A reverse proxy is a type of proxy server that retrieves resources on behalf of a client from one or more servers. These resources are then returned to the client, appearing as if they originated from the reverse proxy server itself. It is mainly used to balance load.

Transparent Proxy

A transparent proxy, also known as an inline proxy, intercepting proxy or forced proxy, is a server that intercepts the connection between an end-user or device and the internet. It is called “transparent” because it does so without modifying requests and responses. Jelly is our bespoke transparent proxy.

WinTun/Windows Tunnel

Wintun is a very simple and minimal TUN driver for the Windows kernel, which provides userspace programs with a simple network adapter for reading and writing packets. It is akin to Linux's /dev/net/tun and BSD's /dev/tun. Originally designed for use in WireGuard, Wintun is meant to be generally useful for a wide variety of layer 3 networking protocols and experiments.

Custom Config

Custom OpenVPN configuration that a user can inject into our desktop application instead of the default supplied by our API for connecting to standard Windscribe nodes.

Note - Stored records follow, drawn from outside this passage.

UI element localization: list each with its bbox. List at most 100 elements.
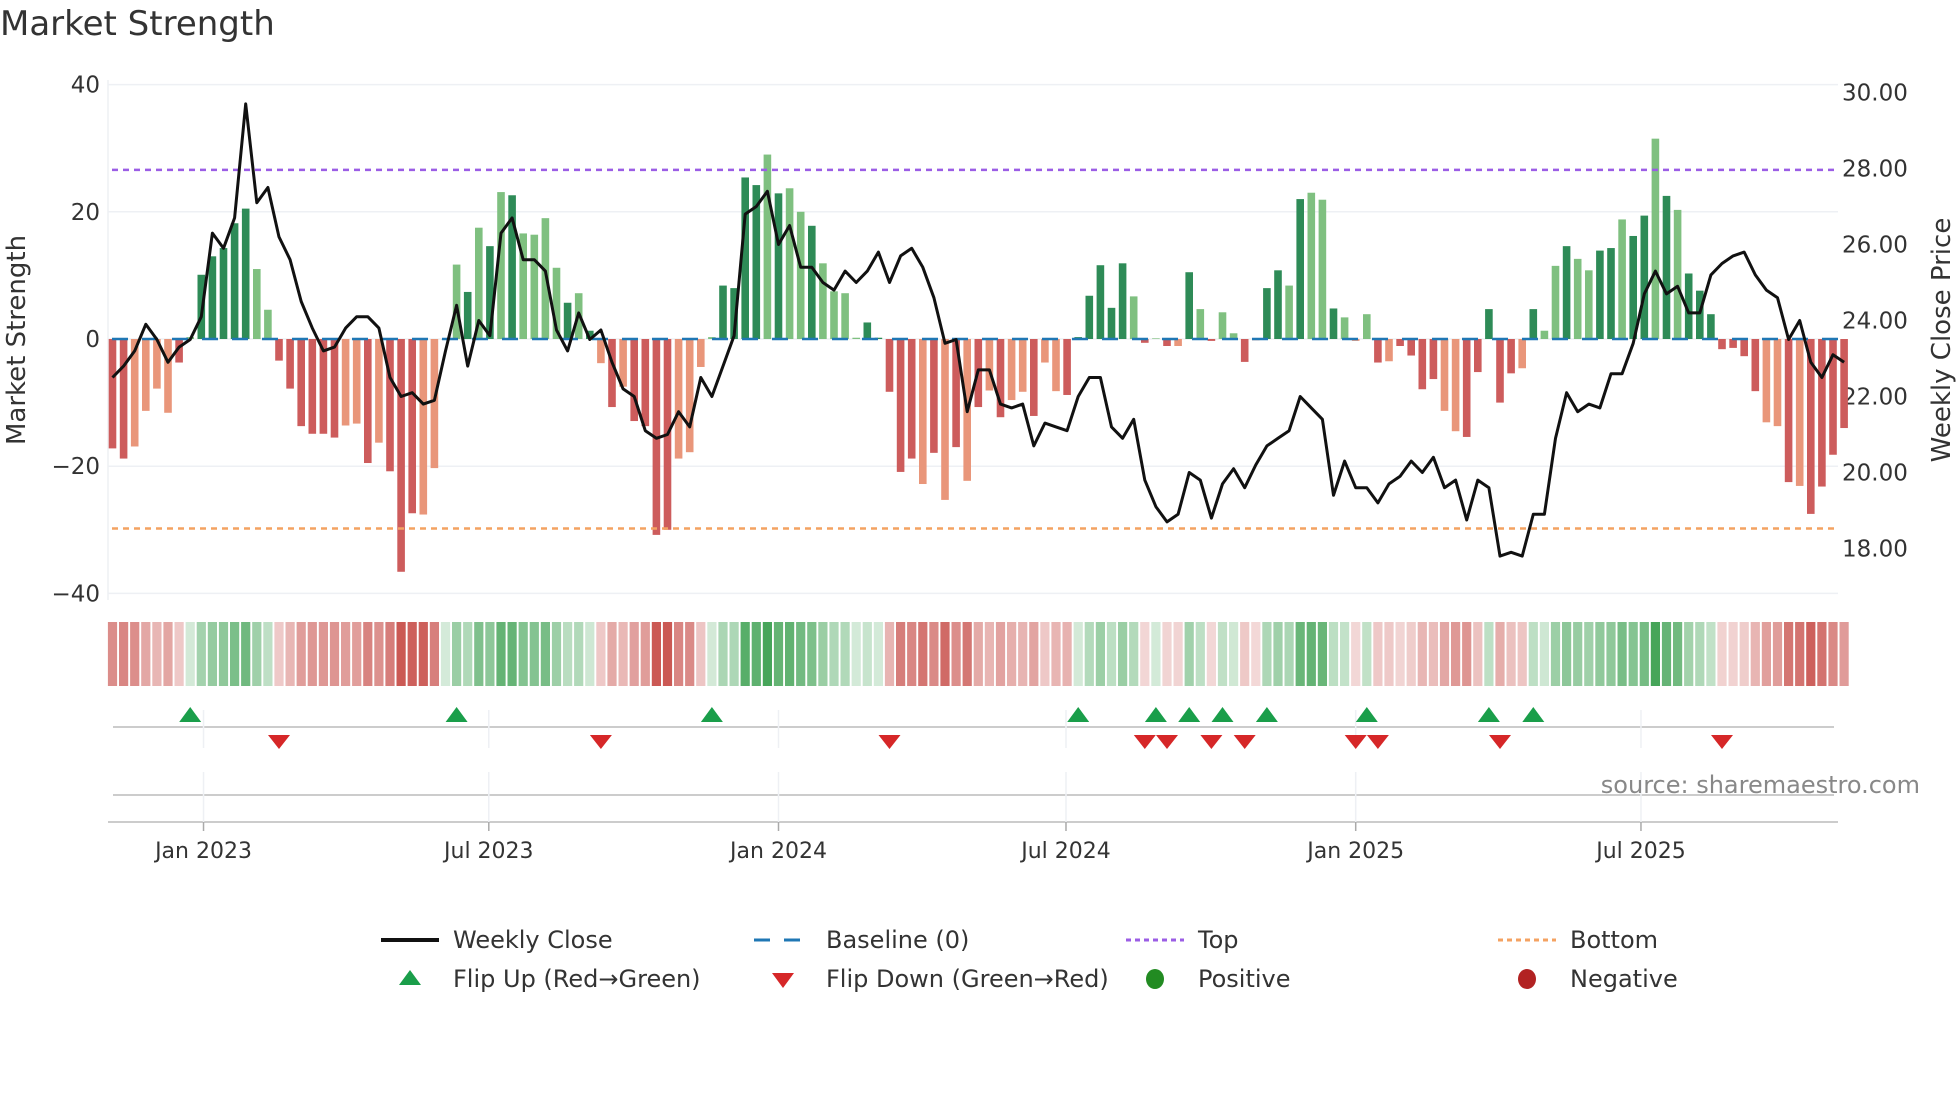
heat-cell — [429, 622, 439, 686]
strength-bar — [1329, 308, 1338, 339]
strength-bar — [1562, 246, 1571, 339]
heat-cell — [1240, 622, 1250, 686]
strength-bar — [430, 339, 439, 469]
strength-bar — [308, 339, 317, 434]
x-tick-label: Jan 2025 — [1305, 839, 1404, 864]
heat-cell — [1295, 622, 1305, 686]
heat-cell — [1173, 622, 1183, 686]
strength-bar — [1596, 250, 1604, 339]
triangle-down-icon — [772, 973, 794, 988]
heat-cell — [540, 622, 550, 686]
heat-cell — [1217, 622, 1228, 686]
heat-cell — [1772, 622, 1783, 686]
strength-bar — [919, 339, 927, 485]
flip-up-marker — [1355, 707, 1378, 722]
heat-cell — [1817, 622, 1827, 686]
heat-cell — [1406, 622, 1416, 686]
flip-up-marker — [1522, 707, 1545, 722]
strength-bar — [1363, 314, 1371, 339]
strength-bar — [108, 339, 117, 449]
strength-bar — [563, 302, 572, 339]
heat-cell — [1084, 622, 1094, 686]
legend-positive: Positive — [1126, 959, 1291, 999]
heat-cell — [1351, 622, 1361, 686]
y2-tick-label: 18.00 — [1842, 537, 1908, 563]
strength-bar — [808, 225, 816, 339]
strength-bar — [286, 339, 294, 389]
heat-cell — [884, 622, 895, 686]
heat-cell — [1484, 622, 1494, 686]
strength-bar — [1629, 235, 1637, 339]
heat-cell — [762, 622, 772, 686]
legend-label: Baseline (0) — [826, 926, 970, 954]
heat-cell — [1761, 622, 1771, 686]
heat-cell — [1273, 622, 1283, 686]
heat-cell — [896, 622, 906, 686]
strength-bar — [774, 193, 783, 339]
heat-cell — [1617, 622, 1627, 686]
heat-cell — [1362, 622, 1372, 686]
heat-cell — [263, 622, 273, 686]
heat-cell — [918, 622, 928, 686]
strength-bar — [1618, 219, 1626, 339]
strength-bar — [1296, 199, 1304, 339]
strength-bar — [1740, 339, 1748, 357]
strength-bar — [142, 339, 150, 411]
strength-bar — [1440, 339, 1449, 411]
heat-cell — [385, 622, 395, 686]
strength-bar — [930, 339, 938, 453]
strength-bar — [264, 309, 272, 339]
heat-cell — [418, 622, 428, 686]
strength-bar — [1129, 296, 1138, 339]
strength-bar — [419, 339, 428, 515]
heat-cell — [518, 622, 528, 686]
strength-bar — [1762, 339, 1771, 423]
strength-bar — [275, 339, 283, 361]
heat-cell — [1162, 622, 1172, 686]
strength-bar — [1640, 215, 1649, 339]
heat-cell — [274, 622, 284, 686]
heat-cell — [1462, 622, 1472, 686]
strength-bar — [852, 337, 860, 339]
heat-cell — [907, 622, 917, 686]
strength-bar — [119, 339, 128, 459]
heat-cell — [951, 622, 961, 686]
strength-bar — [1218, 312, 1227, 339]
strength-bar — [341, 339, 350, 426]
heat-cell — [1695, 622, 1705, 686]
heat-cell — [1750, 622, 1760, 686]
flip-down-marker — [1366, 735, 1389, 749]
strength-bar — [397, 339, 405, 572]
heat-cell — [640, 622, 650, 686]
strength-bar — [1551, 265, 1560, 339]
heat-cell — [1106, 622, 1117, 686]
heat-cell — [1029, 622, 1039, 686]
strength-bar — [1274, 270, 1282, 339]
flip-up-marker — [1211, 707, 1234, 722]
heat-cell — [873, 622, 883, 686]
heat-cell — [1306, 622, 1316, 686]
strength-bar — [1041, 339, 1049, 363]
flip-down-marker — [878, 735, 901, 749]
heat-cell — [1828, 622, 1838, 686]
strength-bar — [785, 188, 794, 339]
heat-cell — [740, 622, 750, 686]
y-tick-label: −40 — [51, 581, 100, 607]
strength-bar — [253, 269, 261, 339]
heat-cell — [1007, 622, 1017, 686]
heat-cell — [1628, 622, 1638, 686]
heat-cell — [1206, 622, 1216, 686]
strength-bar — [352, 339, 361, 424]
heat-cell — [1095, 622, 1105, 686]
strength-bar — [1707, 314, 1715, 339]
heat-cell — [318, 622, 328, 686]
strength-bar — [863, 322, 872, 339]
heat-cell — [773, 622, 784, 686]
dashed-line-icon — [754, 938, 812, 942]
strength-bar — [819, 263, 827, 339]
heat-cell — [995, 622, 1006, 686]
strength-bar — [463, 291, 472, 339]
heat-cell — [862, 622, 872, 686]
market-strength-chart: 40 20 0 −20 −40 30.00 28.00 26.00 24.00 22.00 20.0… — [2, 73, 1957, 864]
strength-bar — [1840, 339, 1848, 429]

ECH - Encrypted Client Hello

ECH allows the client to encrypt the SNI, the last of the unencrypted remnants of the "old Internet". Even if you currently use HTTPS with a secure DNS resolver (DoH, DoT), the SNI header is sent in plaintext, allowing your ISP or network administrator to see the websites you're accessing. ECH patches this last hole by encrypting the SNI. Currently, only Firefox supports ECH.

DoH - DNS over HTTPS

DNS-over-HTTPS is a new protocol for looking up IP addresses. The biggest difference between standard DNS and DoH is the fact that standard DNS is not encrypted. Your Internet Service Provider (ISP), or network administrator can see what domains you’re accessing, and can very easily block them on their network. This is also how most ISPs collect your browsing history, and then sell it to advertisers or hand it over to law enforcement without any warrants. DoH fixes this issue by encrypting the request with TLS, the same technology that is used to secure communications with most websites out there.

POP - Point of Presence

A physical location somewhere on Earth where servers reside.